At the end of the above article, I describe a post-quantum upgrade plan I call “Digests as Secret Keys” (DASK). Instead of using BIP32 to derive a child key for a Bitcoin address, a DASK-supported wallet will do the following.

  1. From a seed value (e.g. BIP39), derive a secret key for a hash-based signature algorithm.
  2. Compute the corresponding HBS public key. If needed, hash the HBS public key into a 32-byte value (some HBS keys are already represented by a single hash).
  3. Interpret the HBS public key (hash) as an secp256k1 secret key.
  4. Compute the secp256k1 public key and use it for standard P2PKH/P2WPKH/P2TR spending

When a viable QC is close at hand, the BItcoin network can activate a consensus rule change which disables ECDSA/Schnorr. Instead post-quantum bitcoin nodes would expect the spender to provide a signature using the inner HBS key, rather than the outer secp256k1 key.

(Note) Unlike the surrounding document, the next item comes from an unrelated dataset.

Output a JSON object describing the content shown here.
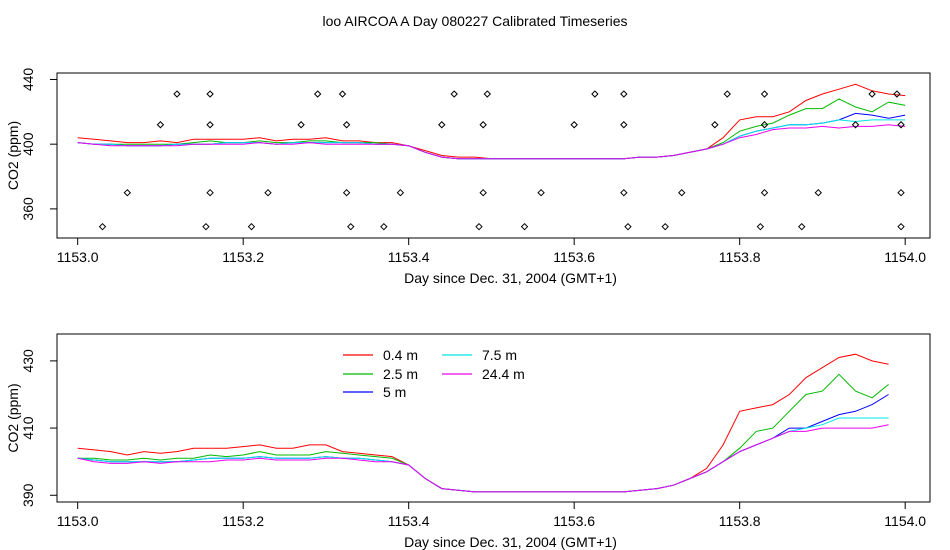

For more flexibility, the inner key will probably be used to endorse some other post-quantum signing key, which then signs the transaction using an algorithm which may not yet have been invented. As a result, the inner HBS key can use a one-time signature algorithm like Winternitz OTS, which has relatively small (1KB) signatures.

The nice thing about the DASK approach is that we don’t need any consensus or scaling changes today. We kick the can down the road, giving cryptographers more time to design secure and efficient post-quantum algorithms, while retaining fallback authentication in case of sudden quantum advancements.

Eventually yes, Bitcoin will need a first-class quantum-resistant address format for better scaling (HBS won’t work at large scale I think). But we shouldn’t standardize a PQ address format using one of today’s cutting-edge PQC algorithms, because the odds are that it will not age well through decades of attack and optimization.

Instead we should use a tried and proven algorithm like WOTS as an emergency fallback, and choose a more efficient primary PQ signing scheme later, when it’s actually needed. The fallback HBS key format would need to be standardized today, but it would be only a client-side change with no consensus modifications needed until Q-Day.